If you’ve spent any amount of time reading about what the internet is, you will have heard it described as an end-to-end network. End-to-end architecture is said to be a founding principle of the internet. It has often been invoked in discussions of net neutrality, or network management. It is typically understood to mean that the internet is decentralized: to the extent possible, control is best exercised by the computers at the ‘ends’ of the network, and everything in between (the internet ‘pipes’ and the networking hardware owned by the telecom companies) should be kept as simple (or ‘dumb’) as possible — limited to passing along data packets.
Now, it is possible to argue that the internet has never been decentralized. There are points of control in its architecture, through state institutions, and the ISPs that manage our experience of the internet. But this is only surprising if we lose sight of what the end-to-end argument was meant to be — not a statement of what the internet is, but what it ought to be. This normative argument was premised on the notion of an authentic, original internet, but it was a fragile notion in danger of being lost, or intermediated out of existence. While the end-to-end principle was not intended as a description of reality, it did come to shape reality through its influence, as many people responsible for designing technologies, running networks, and governing connectivity took it seriously. However, countervailing pressures to move control from the edges to the center of the network will ensure that this will remain a constant point of tension.
The above is an argument largely based on Tarleton Gillespie’s article, Engineering a Principle: ‘End-to-End’ in the Design of the Internet. This article provides some STS-informed discourse analysis of the end-to-end principle, tracing where the term came from and how it has shifted over time. But there was another kind of end-to-end principle that preceded the internet as we know it today, and was became an obstacle to creative uses of telecom networks – a path that led us to the internet.
Gillespie doesn’t dive into this earlier notion of end-to-end, although he does reference some (Bell) sources from the early 1980s that use it to discuss virtual circuits and the need to provide end-to-end digital networking over an infrastructure composed of both analog and digital parts (or over the old telephone system). What is missing from the account is the history of the term before the 1980s, which is the background that these Bell authors have in mind when they discuss end-to-end. This alternate meaning of end-to-end persists today in numerous contexts, to denote roughly: ‘from one end to the other, and everything in between’. In the history of telecom, this meaning has been intimately tied to the notion of system integrity in the monopoly era.

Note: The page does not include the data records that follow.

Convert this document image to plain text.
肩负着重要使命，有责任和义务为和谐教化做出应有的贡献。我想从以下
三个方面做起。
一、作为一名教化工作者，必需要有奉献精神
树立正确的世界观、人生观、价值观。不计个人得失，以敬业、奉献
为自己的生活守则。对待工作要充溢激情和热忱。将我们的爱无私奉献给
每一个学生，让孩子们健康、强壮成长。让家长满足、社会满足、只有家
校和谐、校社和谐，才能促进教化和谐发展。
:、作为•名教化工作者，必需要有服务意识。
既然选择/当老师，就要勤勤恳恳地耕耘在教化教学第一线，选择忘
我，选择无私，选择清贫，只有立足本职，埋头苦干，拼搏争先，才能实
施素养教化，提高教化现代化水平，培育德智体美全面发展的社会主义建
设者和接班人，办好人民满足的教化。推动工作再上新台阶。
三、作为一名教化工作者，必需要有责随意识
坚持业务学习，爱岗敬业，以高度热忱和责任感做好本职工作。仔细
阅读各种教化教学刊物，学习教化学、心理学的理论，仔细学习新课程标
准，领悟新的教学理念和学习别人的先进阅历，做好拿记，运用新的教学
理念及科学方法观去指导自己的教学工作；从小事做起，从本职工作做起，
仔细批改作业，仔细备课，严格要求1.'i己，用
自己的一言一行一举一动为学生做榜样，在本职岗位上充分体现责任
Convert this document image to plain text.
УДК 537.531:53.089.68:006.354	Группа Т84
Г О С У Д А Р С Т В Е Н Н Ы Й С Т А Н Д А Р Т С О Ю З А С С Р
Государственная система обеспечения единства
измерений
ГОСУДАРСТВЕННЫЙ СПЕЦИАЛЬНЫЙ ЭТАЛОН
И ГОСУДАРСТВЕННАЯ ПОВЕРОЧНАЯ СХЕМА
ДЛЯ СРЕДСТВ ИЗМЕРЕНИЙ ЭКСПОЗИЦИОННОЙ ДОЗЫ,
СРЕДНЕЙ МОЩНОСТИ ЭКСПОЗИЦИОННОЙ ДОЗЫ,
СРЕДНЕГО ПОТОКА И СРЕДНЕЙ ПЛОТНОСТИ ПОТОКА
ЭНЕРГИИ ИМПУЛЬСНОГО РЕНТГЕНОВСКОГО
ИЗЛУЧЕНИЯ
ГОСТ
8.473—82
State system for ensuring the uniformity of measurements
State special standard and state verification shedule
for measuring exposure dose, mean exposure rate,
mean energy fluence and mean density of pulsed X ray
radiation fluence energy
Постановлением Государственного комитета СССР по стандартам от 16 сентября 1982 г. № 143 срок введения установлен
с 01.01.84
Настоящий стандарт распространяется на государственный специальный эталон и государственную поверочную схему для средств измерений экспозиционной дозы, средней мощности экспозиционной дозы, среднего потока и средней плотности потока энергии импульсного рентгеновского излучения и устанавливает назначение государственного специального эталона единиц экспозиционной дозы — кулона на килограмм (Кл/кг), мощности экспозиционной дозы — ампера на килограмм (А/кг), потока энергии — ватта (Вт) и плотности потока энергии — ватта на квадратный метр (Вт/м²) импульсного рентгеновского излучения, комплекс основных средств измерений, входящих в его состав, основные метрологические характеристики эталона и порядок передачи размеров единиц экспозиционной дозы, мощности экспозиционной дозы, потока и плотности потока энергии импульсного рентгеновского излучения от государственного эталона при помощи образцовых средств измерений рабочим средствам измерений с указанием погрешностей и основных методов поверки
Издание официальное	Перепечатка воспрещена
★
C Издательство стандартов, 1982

The old end-to-end principle argued that the network operator must have full control of the network, from one end to the other, or that the carrier had end-to-end responsibility for communications. This meant control throughout the network, but also of the endpoints, so that only approved devices could be connected to it. The principle was also sometimes cited to prevent interconnection with other networks. In the US, regulations prohibiting “foreign” attachments to the telephone system were challenged by the 1968 Carterphone decision, but in Canada it took until later in the 1970s to displace the notion of end-to-end control and systemic integrity in telecom regulation.
It is interesting how the internet’s end-to-end principle is not just different from this earlier notion, but in many ways its mirror image. In the mid-20th century the telephone was seen as a “natural monopoly”, because it was best managed by a single provider with centralized, end-to-end control, protecting the system’s “integrity” from any unauthorized elements. The internet in contrast is cobbled together from various network and bits of hardware, its protocols allowing diverse autonomous systems to exchange traffic, and users can plug whatever devices they want into the endpoints.
What happened in between the fall of natural monopoly arguments, and the rise of the packet-switched commercial internet was the liberalization of telecom, effectively opening up the monopoly telcos to competition. The loss of end-to-end control made it possible for the internet to emerge. The old monopolies became incumbents, and had to give up some control over what happened over their wires.
In recent years, with a flatter internet, online intermediaries maintaining more control by deploying their own transport infrastructure, and “middleware” in the network making more decisions, the internet’s end-to-end principle is arguably under threat. But these concerns have been around for most of the history of the commercial internet. Fundamentally, these are issues about who and what exercises control over communication, rather than what the nature of our communication infrastructure dictates. Because of this, tensions about the relative power of the edges versus the middle will continue, but this also means that the history of these arguments continues to be relevant.